Gauge covariant derivative and Leibniz rule

Question

Let's say I've got 2 different fields $a, b$ and I want to compute its covariant derivative $D_\mu = \partial_\mu + iA_\mu^a T^a$ where $\{A_\mu^a\}$ is the set of gauge fields and $\{T^a\}$ the algebra of the corresponding group under which $a$ and $b$ transform. Then,

$$ D_\mu(ab) = \partial_\mu(a)·b + a\partial_\mu b + iA_\mu a b = (D_\mu a)b + a\partial_\mu b = a(D_\mu b) + (\partial_\mu a)b, \quad A_\mu \equiv A_\mu^aT^a \tag1$$

So first of all we see an ambiguity because I can place $D_\mu$ either on $a$ or $b$. Nonetheless, we see something worse: the term in right hand side that goes with the partial derivative does not transform as the left hand side under the group because $(\partial_\mu a)b$ is not transformed into $U(\partial_\mu a)b$ while $D_\mu(ab)$ does.

An alternative expression for Eq. (1) would be to consider that Leibniz rule holds. In that case, left and right hand sides would transform in the same way, but how is that compatible with the definition $D_\mu = \partial_\mu + iA_\mu$ that leads to Eq. (1)?

Answer 1

If you have two tensor field on which the covariant derivative acts, the covariant derivative of their tensor product is

\begin{equation} \nabla (a \otimes b) = a \otimes \nabla b + b \otimes \nabla a \end{equation}

So that in coordinates, this is

\begin{eqnarray} D_\mu (a^\alpha b^\beta) &=& a^\alpha (\partial_\mu b^\beta + A_\mu b^\beta) + b^\beta (\partial_\mu a^\alpha + A_\mu a^\alpha)\\ &=& a^\alpha \partial_\mu b^\beta + b^\beta \partial_\mu a^\alpha + 2 A_\mu b^\beta a^\alpha \end{eqnarray}

The form is indeed slightly different from the original definition, but this is the general rule for covariant derivatives, similarly to how tensors of order 2 have two Christoffel symbols.
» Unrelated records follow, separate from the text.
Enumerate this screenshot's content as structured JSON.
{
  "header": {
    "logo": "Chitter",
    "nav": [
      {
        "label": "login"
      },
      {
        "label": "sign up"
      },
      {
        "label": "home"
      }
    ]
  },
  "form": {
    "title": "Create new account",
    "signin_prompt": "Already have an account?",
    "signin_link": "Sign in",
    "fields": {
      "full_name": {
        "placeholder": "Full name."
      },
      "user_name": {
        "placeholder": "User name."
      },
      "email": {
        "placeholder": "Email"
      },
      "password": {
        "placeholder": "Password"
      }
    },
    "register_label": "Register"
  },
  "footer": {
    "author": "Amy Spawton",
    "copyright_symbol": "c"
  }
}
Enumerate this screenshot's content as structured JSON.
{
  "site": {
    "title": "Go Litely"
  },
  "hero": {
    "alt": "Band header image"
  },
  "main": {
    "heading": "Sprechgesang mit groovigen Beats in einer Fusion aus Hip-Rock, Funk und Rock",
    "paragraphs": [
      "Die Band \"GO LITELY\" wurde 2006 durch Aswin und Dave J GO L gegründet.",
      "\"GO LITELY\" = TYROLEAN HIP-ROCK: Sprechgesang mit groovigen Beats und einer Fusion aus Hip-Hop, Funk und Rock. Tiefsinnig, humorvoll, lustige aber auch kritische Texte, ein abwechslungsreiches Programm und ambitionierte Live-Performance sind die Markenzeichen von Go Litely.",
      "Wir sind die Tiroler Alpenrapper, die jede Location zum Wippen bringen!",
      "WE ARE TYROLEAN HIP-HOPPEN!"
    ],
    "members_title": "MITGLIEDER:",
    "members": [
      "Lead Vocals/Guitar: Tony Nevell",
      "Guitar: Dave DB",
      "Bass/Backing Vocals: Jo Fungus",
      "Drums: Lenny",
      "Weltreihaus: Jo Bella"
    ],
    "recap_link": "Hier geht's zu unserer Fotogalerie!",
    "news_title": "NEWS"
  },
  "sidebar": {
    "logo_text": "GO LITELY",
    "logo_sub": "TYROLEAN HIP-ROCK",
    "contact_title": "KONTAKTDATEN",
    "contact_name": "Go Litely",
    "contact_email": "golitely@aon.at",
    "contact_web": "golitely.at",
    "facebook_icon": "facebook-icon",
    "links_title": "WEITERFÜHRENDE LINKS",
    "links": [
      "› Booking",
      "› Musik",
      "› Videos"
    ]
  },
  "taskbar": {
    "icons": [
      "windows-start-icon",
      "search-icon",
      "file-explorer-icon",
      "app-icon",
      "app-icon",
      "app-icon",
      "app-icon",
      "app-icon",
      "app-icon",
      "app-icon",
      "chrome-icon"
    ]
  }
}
Edit : Sketch of a proof as of why :

Consider that our two fields transform under some gauge group :

\begin{eqnarray} a &\to& e^{\alpha(x)} a\\ b &\to& e^{\alpha(x)} b \end{eqnarray}

If you apply a derivative on their tensor product, you obtain

\begin{eqnarray} \partial_\mu (e^{\alpha(x)} a e^{\alpha(x)} b) &=& \partial_\mu (e^{2\alpha(x)} a b)\\ &=& 2 e^{2\alpha(x)}(\partial_\mu \alpha(x)) + e^{2\alpha(x)} \partial_\mu ( a b) \end{eqnarray}

Much like the usual derivatives for a gauge transformation, there is an extra term that prevents it from being invariant, but here that term has an extra factor of two. This is why you need a factor of two on your gauge field, to absorb the extra factor.